The imperative of facilitating information transmission to maritime entities situated at substantial distances from terrestrial coastlines presents a critical challenge. Low Earth Orbit (LEO) satellite deployment represents a viable and efficient communication strategy with these geographically remote maritime users. In this paper, we investigate the coverage of satellite-maritime networks in the context of downlink and uplink modalities, where LEO satellites and maritime users are conceptualized as two Poisson point processes at disparate altitudes. According to the directional antenna pattern, the satellite’s serving area is segmented into main and side lobe serving areas.
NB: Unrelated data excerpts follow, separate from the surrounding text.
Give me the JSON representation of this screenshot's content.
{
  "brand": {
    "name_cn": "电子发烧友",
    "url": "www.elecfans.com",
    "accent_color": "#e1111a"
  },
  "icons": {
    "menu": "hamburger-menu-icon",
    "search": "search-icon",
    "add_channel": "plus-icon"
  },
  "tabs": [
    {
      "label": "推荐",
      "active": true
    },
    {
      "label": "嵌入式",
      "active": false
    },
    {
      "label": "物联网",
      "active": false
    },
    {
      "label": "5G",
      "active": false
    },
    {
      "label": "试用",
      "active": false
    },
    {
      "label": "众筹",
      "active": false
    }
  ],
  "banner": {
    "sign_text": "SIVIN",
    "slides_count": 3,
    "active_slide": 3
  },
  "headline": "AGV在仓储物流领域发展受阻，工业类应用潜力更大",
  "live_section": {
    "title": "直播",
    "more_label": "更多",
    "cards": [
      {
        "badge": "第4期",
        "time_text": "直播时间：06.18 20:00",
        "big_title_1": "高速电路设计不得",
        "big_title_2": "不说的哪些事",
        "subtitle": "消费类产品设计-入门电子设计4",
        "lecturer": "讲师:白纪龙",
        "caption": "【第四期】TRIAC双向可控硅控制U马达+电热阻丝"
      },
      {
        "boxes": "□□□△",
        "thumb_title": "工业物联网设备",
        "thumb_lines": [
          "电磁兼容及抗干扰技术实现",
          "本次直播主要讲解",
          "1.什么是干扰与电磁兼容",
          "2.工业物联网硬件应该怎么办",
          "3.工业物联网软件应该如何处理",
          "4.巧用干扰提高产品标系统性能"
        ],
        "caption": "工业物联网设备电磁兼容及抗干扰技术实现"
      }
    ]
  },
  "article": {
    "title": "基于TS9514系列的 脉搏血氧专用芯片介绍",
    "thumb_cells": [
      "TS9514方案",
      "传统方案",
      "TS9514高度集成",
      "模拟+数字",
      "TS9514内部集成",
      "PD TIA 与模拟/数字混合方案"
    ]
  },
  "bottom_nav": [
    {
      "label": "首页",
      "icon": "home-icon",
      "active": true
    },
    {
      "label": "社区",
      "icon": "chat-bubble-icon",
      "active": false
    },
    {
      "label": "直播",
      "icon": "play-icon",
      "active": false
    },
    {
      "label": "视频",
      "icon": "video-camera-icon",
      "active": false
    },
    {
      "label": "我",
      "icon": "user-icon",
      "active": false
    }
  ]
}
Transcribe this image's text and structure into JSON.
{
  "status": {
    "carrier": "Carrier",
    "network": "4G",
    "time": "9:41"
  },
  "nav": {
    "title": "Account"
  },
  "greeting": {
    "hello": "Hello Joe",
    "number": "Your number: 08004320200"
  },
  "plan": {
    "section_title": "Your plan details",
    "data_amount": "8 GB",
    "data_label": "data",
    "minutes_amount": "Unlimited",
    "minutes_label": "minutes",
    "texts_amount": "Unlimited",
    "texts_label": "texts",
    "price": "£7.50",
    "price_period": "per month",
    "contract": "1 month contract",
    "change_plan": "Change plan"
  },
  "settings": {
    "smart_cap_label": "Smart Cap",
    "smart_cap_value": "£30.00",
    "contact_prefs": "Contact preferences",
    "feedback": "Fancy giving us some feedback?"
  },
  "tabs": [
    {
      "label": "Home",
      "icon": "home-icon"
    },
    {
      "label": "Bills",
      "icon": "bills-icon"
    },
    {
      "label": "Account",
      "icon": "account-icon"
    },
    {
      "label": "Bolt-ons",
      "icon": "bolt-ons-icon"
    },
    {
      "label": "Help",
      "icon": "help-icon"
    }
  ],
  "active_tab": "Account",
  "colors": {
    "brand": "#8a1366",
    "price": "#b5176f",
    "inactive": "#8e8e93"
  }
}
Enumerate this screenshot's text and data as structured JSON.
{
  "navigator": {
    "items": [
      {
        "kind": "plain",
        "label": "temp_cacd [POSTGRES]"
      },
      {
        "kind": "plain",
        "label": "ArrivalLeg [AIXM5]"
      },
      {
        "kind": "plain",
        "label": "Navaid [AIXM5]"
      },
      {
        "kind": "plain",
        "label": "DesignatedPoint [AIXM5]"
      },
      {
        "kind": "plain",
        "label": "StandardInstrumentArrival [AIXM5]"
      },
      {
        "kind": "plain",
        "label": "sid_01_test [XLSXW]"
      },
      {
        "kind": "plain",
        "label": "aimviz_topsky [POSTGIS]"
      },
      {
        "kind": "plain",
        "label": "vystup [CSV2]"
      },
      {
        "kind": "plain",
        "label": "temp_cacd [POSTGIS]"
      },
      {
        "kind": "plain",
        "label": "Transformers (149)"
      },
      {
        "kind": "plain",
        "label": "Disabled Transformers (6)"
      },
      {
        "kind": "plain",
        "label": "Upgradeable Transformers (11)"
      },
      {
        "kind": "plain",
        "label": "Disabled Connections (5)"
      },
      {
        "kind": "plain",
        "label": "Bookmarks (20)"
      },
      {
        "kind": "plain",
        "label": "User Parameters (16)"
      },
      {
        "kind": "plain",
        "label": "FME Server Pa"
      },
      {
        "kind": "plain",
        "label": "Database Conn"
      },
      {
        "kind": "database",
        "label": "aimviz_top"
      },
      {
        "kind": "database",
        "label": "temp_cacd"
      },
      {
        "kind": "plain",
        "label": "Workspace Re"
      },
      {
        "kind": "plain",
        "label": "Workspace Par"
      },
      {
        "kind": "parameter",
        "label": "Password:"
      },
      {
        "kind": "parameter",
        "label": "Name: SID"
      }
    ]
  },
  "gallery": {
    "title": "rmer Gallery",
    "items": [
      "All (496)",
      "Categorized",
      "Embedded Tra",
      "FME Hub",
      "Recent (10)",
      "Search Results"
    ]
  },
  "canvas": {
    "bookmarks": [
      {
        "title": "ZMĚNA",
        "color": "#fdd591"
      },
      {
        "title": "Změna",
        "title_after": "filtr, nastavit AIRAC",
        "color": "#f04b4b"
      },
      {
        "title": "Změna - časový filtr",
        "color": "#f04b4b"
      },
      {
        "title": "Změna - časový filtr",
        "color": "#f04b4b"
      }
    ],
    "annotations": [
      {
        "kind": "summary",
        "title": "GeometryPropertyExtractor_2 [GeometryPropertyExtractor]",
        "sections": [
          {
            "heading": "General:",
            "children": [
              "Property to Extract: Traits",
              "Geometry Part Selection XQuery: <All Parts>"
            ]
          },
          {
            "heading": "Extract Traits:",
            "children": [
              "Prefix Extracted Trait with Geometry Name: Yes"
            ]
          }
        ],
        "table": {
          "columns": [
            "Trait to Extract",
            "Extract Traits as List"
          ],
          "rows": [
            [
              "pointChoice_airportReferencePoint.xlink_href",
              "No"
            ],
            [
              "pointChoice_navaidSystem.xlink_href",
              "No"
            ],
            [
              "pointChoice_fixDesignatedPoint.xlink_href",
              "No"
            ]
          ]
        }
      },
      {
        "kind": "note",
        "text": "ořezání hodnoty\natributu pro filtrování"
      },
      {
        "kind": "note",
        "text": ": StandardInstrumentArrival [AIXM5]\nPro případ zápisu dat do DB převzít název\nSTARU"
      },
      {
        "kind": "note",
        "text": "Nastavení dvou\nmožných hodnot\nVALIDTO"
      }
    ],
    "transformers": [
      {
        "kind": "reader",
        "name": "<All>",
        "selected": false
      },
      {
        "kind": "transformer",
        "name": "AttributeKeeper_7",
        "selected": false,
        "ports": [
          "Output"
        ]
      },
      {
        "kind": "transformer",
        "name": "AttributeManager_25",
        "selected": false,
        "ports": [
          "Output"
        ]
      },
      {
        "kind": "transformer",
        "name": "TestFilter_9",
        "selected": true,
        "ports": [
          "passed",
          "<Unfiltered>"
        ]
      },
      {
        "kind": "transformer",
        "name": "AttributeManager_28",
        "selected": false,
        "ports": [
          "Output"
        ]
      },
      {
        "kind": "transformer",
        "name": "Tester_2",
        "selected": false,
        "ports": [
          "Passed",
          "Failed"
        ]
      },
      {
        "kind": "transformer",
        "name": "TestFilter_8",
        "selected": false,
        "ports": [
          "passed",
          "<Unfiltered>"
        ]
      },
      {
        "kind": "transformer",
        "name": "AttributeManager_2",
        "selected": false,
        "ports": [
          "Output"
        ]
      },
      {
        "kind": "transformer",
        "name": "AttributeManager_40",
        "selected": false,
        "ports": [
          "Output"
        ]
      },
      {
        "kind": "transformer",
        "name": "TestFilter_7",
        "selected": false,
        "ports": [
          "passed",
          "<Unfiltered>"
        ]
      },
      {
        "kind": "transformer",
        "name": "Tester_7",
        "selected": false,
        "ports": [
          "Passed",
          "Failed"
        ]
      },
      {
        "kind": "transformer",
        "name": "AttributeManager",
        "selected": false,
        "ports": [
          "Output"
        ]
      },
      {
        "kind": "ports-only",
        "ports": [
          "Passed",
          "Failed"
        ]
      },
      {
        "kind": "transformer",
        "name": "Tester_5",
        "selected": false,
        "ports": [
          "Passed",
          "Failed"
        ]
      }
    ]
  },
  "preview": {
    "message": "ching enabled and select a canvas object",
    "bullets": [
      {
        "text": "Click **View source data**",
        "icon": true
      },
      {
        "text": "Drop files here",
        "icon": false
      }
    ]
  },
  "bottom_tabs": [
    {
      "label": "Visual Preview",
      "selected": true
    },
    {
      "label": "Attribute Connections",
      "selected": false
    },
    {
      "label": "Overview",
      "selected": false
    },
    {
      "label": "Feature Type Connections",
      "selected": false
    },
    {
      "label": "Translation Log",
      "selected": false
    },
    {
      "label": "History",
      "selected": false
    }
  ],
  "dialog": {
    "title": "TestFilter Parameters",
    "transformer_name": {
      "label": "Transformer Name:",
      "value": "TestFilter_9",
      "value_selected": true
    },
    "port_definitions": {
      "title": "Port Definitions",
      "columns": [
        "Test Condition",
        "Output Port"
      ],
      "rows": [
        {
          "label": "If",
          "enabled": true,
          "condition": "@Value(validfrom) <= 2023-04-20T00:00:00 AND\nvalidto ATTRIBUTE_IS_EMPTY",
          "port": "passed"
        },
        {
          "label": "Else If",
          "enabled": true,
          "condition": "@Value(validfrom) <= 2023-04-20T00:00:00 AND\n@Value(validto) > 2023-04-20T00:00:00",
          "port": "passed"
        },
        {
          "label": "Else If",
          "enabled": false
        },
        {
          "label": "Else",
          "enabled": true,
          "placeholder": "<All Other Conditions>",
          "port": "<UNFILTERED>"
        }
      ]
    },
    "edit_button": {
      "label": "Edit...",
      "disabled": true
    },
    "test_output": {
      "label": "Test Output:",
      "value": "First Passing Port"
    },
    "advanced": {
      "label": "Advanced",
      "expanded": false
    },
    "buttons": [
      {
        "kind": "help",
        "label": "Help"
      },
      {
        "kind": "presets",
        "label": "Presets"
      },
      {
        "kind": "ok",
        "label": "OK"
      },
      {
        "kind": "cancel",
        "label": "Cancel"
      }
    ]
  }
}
This delineation facilitates a comprehensive analysis of serving distance distributions, probabilities of different interference cases, and maritime user’s connectivity probability. With the evaporation ducting phenomena in satellite-maritime communications, we consider Rician distributed small-scale fading in downlink and line-of-sight (LoS) path in uplink. Furthermore, we derive the distributions of aggregated interference with uplink power control, culminating in distinct coverage probabilities (CPs) for downlink and uplink communications. Moreover, we introduce effective coverage probability (ECP) obtained by multiplying user’s connectivity probability and conditional coverage probability. Extensive simulations verify the theoretical results. Our results elucidate the existence of an optimal satellite altitude and serving angle to maximize ECP in downlink and uplink satellite-maritime communications, respectively.